Je fronce les sourcils, il répond :

- C’est juste de l’eau.

Mes yeux roulent au moins trois fois dans leurs orbites.

- T’as pas besoin de veiller sur moi, c’est bon.

- C’est pas de la pitié, juste une occasion. Cherche pas plus loin.

J’aimerais qu’il y ait de l’orage, du tonnerre qui gronde comme ce que j’ai entre les poumons. J’ai la gorge sèche, pourtant je lui rends sa bouteille. Puis, bras décollés, je fais un pas et laisse l’onde m’emporter, faire fusion avec moi. J’ouvre la bouche, les yeux alors qu’une lumière déchire le ciel de cette ville corrompue, absorbe ma rage et me redonne vie.

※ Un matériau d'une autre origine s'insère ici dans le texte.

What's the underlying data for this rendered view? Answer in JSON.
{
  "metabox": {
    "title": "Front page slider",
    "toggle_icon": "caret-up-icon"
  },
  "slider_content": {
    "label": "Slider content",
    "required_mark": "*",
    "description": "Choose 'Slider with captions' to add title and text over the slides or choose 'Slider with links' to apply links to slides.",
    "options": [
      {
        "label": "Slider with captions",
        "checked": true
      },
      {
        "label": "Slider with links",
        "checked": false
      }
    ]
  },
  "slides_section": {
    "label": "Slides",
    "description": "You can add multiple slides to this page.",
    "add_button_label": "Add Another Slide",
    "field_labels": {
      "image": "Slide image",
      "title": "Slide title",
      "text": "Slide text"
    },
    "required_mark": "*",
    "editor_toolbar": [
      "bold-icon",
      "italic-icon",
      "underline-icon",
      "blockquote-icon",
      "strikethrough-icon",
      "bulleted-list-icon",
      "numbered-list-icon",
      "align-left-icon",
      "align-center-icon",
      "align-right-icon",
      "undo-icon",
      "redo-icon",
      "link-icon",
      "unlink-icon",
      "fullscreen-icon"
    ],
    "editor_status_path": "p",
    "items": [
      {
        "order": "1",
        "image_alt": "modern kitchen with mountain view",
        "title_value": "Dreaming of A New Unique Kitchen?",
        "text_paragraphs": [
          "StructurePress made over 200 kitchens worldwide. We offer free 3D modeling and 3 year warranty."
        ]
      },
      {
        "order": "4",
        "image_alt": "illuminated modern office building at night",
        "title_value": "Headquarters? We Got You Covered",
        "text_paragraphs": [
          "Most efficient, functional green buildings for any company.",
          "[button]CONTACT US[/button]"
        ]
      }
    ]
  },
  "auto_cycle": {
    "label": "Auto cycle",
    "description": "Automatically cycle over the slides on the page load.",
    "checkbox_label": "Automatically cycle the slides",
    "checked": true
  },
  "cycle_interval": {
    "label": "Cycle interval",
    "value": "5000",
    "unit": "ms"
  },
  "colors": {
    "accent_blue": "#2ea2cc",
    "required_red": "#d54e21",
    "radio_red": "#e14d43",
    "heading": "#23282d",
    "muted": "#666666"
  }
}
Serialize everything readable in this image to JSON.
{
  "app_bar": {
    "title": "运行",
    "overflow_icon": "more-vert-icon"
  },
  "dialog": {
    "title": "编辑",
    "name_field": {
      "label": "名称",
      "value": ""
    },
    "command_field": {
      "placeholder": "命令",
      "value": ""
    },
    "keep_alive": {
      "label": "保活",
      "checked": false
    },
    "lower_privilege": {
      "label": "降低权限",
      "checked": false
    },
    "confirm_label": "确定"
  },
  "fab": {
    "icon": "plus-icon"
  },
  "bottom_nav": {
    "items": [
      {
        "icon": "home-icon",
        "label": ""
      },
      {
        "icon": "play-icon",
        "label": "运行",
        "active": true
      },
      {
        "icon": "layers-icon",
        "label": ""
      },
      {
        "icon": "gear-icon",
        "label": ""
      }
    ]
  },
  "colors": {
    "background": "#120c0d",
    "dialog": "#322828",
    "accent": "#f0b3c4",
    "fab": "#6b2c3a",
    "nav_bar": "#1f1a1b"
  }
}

Je suis cette électricité qui s’élève de l’asphalte, je suis ces éclairs qui démoliront la cité et la sculpteront à notre image.

 

Je suis cette énergie qui, sous cette pluie d’été, reprend vie.

 

Toujours au sec, mon témoin rit avec chaleur, sans se rapprocher. Ma peau ne saurait être touchée à cet instant, ni plus jamais.

 

 

 

 

C’est la promesse que je me fais et que j’oublierai dès que j’y retournerai.

Après tout, vous savez, c’est pas ma première soirée.